Après l’éviction de la course à la présidence péruvienne de deux candidats centristes, Julio Guzmán et César Acuña, tous les sondages donnaient Keiko Fujimori en tête des intentions de vote pour l’élection présidentielle du 10 avril. Ils ne se sont pas trompés, même s’ils ont sous-estimé l’ampleur de sa victoire. Avec plus de 38 % des suffrages, la leader de Fuerza Popular (droite populiste) a largement devancé au premier tour Pedro Pablo Kuczynski (25 %), un ex-ministre de l’Économie et ex-banquier de Wall Street, et la représentante de la gauche, la Franco-Péruvienne Verónika Mendoza, du Frente Amplio (16 %).

Des soupçons de corruption

Il s’en est pourtant fallu de peu pour que la fille de l’ancien président Alberto Fujimori (1990-2000),qui purge actuellement une peine de vingt cinq ans de réclusion pour corruption et violation des droits de l’homme, ne puisse participer au scrutin, un député et une ex-magistrate ayant saisi le tribunal électoral pour demander son exclusion du processus électoral. Ils la soupçonnaient d’avoir tenté d’acheter des voix.

La candidate, qui a finalement bénéficié d’un non-lieu le 23 mars, a pourtant axé tout son programme sur la lutte contre la corruption, histoire de se démarquer de son encombrant père.« Je suis Keiko, pas Alberto Fujimori. Je prends mes décisions moi-même et je saurai gouverner comme il convient », dit-elle. Sur les tee-shirts orange de ses partisans, le patronyme Fujimori a été soigneusement occulté et remplacé par un grand K. Comme Keiko. Bien sûr, la fille rend régulièrement visite à son père en prison, mais elle jure que celui-ci n’a aucunement influencé sa campagne. Il est vrai que, en dépit de son âge (40 ans), la jeune femme est tout sauf une novice en politique.

Très jeune, elle a été propulsée sur le devant de la scène. En 1994, après le divorce mouvementé de ses parents, elle succède à sa mère en tant que première dame. Elle n’a pas encore 20 ans.

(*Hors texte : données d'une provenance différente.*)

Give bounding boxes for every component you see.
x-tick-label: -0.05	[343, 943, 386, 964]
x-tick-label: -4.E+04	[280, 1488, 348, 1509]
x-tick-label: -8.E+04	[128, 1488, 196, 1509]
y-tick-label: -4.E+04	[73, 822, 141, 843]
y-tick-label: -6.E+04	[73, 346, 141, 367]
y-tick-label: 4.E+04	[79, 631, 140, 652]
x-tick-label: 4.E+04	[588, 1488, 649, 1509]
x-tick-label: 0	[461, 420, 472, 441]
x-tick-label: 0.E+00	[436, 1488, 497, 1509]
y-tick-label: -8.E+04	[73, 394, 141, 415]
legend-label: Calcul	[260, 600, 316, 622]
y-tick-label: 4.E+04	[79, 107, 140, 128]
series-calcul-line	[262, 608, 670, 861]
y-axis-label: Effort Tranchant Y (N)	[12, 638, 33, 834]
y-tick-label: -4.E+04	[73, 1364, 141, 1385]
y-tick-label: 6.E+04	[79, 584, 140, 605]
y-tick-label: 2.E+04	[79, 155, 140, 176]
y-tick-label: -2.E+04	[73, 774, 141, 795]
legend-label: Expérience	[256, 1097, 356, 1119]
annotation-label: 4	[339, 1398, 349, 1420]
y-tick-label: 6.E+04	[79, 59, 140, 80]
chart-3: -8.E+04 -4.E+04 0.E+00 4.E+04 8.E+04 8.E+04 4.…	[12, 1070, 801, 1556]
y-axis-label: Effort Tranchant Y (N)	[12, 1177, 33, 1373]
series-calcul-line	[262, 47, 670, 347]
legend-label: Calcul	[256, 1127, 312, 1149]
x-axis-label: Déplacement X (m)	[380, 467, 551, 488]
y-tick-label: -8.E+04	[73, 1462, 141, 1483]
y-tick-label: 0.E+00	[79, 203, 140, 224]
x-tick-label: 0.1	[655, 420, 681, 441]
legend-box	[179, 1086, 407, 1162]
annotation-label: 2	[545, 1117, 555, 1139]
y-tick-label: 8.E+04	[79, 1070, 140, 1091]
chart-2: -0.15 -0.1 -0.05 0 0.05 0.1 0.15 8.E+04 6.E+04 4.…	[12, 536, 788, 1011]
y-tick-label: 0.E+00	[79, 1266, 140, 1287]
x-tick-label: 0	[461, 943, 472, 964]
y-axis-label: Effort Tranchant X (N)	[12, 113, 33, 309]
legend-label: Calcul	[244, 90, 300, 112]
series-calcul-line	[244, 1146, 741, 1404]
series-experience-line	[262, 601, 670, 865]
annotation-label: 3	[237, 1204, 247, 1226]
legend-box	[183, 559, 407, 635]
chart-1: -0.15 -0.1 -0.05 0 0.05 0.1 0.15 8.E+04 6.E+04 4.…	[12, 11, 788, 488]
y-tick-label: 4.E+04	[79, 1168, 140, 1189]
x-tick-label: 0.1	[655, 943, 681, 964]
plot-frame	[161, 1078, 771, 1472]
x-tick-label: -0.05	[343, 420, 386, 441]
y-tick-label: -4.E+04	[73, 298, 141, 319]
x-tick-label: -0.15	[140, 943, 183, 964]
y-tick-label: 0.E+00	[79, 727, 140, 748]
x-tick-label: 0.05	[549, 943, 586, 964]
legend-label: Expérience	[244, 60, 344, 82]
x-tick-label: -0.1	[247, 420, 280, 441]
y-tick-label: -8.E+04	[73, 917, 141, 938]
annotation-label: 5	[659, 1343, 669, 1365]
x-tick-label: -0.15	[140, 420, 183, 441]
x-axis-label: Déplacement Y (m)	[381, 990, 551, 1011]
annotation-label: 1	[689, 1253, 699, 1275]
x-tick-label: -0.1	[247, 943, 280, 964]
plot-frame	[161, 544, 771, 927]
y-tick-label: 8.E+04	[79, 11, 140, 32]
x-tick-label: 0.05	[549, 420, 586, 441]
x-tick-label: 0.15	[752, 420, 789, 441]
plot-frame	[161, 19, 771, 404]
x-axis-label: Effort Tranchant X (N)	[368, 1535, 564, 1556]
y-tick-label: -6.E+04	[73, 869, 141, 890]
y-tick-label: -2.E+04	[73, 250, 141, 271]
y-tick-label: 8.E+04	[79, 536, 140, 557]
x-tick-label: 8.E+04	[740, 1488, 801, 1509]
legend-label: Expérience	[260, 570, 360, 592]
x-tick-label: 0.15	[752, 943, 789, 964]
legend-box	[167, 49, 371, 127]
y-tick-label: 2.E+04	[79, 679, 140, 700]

Elle entreprend ensuite des études en gestion d’entreprise à l’université de New York, puis cède aux sirènes de la politique et rentre au Pérou. Élue députée en 2007, elle se présente quatre ans plus tard à la présidentielle, mais, plombée par le bilan controversé de son père, échoue de justesse face à Ollanta Humala, l’actuel chef de l’État.

L’ombre d’Alberto Fujimori, présente et pendante

Il faut dire que le Comité d’Amérique latine et des Caraïbes pour la défense des droits de la femme (Cladem) venait de déposer plainte contre son géniteur devant la Cour interaméricaine des droits de l’homme : il l’accusait d’avoir, pendant sa présidence, forcé plus de 300 000 femmes à se faire stériliser.

Alberto répondait à sa manière, expéditive, à une demande du FMI visant à réduire la pauvreté en ralentissant le rythme de la natalité. Aujourd’hui encore, Keiko incarne aux yeux de beaucoup les années noires du fujimorisme.

Le bilan d’Alberto est pourtant plus contrasté qu’il n’y paraît. Il a certes, dès 1992, ourdi avec l’aide de l’armée un « auto-coup d’État » destiné à le débarrasser de son propre gouvernement et n’a jamais été effarouché par la corruption. Mais il a mené une guerre victorieuse, ponctuée hélas de deux massacres (25 morts), contre l’atroce guérilla maoïste du Sentier lumineux.

Et il a libéralisé l’économie sous l’égide du FMI et posé les bases de la croissance économique des années 2000. Il en a toujours été ainsi avec Alberto Fujimori : on l’aime ou on le hait. Même derrière les barreaux, il continue de cliver l’électorat en profondeur.